Le 22 février 2025, le Gabon et la Guinée équatoriale ont officiellement mis en service l’interconnexion électrique entre les deux pays, permettant l’importation de 10 MW d’électricité vers le Woleu-Ntem. Présentée comme un jalon important de l’intégration sous-régionale, cette initiative symbolise une coopération renforcée entre les deux voisins et s’inscrit dans la dynamique de la Communauté économique et monétaire de l’Afrique centrale (CEMAC) et de la Communauté économique des États de l’Afrique centrale (CEEAC). Toutefois, au-delà des bénéfices immédiats, ce projet soulève également des interrogations sur la capacité du Gabon à répondre à ses propres besoins énergétiques.

En 2023, la Guinée équatoriale affichait une production électrique d’environ 400 MW, dont plus de 60% issus de l’hydroélectricité. Le pays, avec une production pétrolière de 93 000 barils par jour, a su investir dans ses infrastructures énergétiques et dispose aujourd’hui d’un excédent qu’il peut exporter. À titre de comparaison, le Gabon, qui produit environ 180 000 barils par jour, dispose d’une capacité électrique installée de 750 MW, mais en exagérant seulement 60% de cette puissance est réellement disponible, en raison de la vétusté du réseau et de difficultés d’exploitation.

Les 10 MW importés de la Guinée équatoriale représentent environ 2,2% des besoins énergétiques du Gabon, estimés à plus de 450 MW. Si cette interconnexion permet de soulager la province du Woleu-Ntem, elle reste marginale à l’échelle nationale. Libreville, par exemple, consomme à elle seule environ 250 MW, soit 25 fois plus que l’énergie importée. En revanche, l’impact financier est tangible : cette initiative devrait permettre une économie de 2 milliards de fcfa par an sur les coûts de gasoil nécessaires au fonctionnement des centrales thermiques locales.

Avec un potentiel hydroélectrique estimé à plus de 6 000 MW, le Gabon dispose pourtant des ressources nécessaires pour assurer son autonomie énergétique. Mais alors que la Guinée équatoriale a su structurer ses investissements pour devenir exportatrice d’électricité, le Gabon continue de dépendre de centrales thermiques coûteuses et d’importations ponctuelles. Les projets hydroélectriques en cours, comme Fé 2 (36 MW) ou l’Impératrice Eugénie (84 MW), pourraient, une fois achevés, modifier cette dynamique.
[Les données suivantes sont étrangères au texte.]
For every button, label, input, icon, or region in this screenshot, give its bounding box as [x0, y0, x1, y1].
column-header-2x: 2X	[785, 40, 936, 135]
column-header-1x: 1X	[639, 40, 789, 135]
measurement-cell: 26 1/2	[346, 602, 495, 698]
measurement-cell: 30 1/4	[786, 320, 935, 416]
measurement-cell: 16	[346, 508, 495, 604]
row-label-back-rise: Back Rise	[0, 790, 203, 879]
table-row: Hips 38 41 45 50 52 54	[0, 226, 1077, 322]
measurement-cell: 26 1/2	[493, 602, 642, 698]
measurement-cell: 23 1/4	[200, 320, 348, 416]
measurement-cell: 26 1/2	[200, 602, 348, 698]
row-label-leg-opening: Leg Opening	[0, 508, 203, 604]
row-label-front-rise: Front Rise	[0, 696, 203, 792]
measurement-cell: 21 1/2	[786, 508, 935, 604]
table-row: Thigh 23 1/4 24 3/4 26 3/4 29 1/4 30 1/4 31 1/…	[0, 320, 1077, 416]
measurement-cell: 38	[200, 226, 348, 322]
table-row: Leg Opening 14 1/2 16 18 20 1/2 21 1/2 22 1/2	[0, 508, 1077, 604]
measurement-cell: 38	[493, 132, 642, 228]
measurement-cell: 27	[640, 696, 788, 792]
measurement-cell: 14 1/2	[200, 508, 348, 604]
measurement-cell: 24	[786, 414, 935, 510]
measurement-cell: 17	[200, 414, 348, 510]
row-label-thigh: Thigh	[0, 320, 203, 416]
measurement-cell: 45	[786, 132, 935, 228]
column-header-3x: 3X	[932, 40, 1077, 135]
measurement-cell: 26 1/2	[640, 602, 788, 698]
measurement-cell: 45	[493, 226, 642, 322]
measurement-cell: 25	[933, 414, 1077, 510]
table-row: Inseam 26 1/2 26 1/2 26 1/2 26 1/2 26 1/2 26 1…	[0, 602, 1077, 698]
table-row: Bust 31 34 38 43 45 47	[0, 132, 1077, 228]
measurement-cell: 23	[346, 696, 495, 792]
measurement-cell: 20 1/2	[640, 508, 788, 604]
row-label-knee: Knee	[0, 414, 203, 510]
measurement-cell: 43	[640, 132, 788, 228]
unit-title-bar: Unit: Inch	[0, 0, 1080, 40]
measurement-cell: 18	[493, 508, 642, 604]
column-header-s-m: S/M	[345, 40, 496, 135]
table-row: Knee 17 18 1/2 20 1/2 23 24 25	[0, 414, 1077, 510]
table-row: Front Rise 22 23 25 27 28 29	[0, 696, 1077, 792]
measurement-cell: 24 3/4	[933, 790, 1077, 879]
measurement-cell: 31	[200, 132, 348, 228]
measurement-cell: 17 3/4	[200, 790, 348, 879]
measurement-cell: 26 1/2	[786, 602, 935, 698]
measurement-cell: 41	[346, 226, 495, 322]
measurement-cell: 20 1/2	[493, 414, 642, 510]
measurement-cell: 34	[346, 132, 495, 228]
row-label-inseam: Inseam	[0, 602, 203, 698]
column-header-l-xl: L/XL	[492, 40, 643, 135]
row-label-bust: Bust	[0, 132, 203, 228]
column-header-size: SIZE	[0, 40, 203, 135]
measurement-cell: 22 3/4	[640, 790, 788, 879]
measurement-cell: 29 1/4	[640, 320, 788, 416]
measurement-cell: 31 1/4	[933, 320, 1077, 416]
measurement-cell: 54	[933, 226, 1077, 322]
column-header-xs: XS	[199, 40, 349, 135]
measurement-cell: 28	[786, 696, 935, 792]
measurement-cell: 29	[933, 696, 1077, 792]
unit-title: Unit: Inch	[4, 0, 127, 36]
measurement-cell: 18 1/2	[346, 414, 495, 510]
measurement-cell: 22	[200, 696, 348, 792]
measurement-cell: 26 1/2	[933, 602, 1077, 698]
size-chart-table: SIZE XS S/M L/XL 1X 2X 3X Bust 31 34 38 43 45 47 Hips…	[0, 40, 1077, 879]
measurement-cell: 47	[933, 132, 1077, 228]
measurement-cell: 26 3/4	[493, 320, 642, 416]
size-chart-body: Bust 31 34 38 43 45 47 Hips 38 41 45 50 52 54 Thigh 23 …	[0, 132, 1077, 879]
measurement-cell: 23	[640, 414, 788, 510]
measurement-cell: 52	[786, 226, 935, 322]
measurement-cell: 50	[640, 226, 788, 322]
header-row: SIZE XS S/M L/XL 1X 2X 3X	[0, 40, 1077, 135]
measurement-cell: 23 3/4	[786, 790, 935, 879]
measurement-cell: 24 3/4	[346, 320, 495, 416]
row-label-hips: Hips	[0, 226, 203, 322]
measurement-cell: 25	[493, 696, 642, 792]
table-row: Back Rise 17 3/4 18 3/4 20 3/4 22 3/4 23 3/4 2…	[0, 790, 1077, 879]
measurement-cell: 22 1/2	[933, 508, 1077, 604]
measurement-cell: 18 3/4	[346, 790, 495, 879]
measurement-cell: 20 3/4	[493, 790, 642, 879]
Cet accord avec la Guinée équatoriale s’inscrit donc dans une logique de coopération bénéfique à court terme. Mais il pose aussi la question de la trajectoire énergétique du Gabon et des efforts nécessaires pour renforcer son autonomie. Entre avancée diplomatique et signal d’alerte, chacun tirera ses propres conclusions sur ce partenariat et ce qu’il révèle de la gestion du secteur énergétique au Gabon. 

Cette situation est d’autant plus paradoxale que le Gabon multiplie les initiatives dans le secteur énergétique. Entre l’accord conclu avec le Turc Karpowership pour la location de barges électriques, les avances répétées d’Aggreko qui se livre un duel a distance avec l’opérateur Turc dont on ignore le réel contenu du contrat, et les projets comme celui de Ngoulmendjim porté par Gabon Power Company (GPC), le pays navigue entre importation, souscription auprès de prestataires privés et tentatives de production locale. Une posture pour le moins ambiguë qui pose la question de la cohérence et de la viabilité de la stratégie énergétique nationale.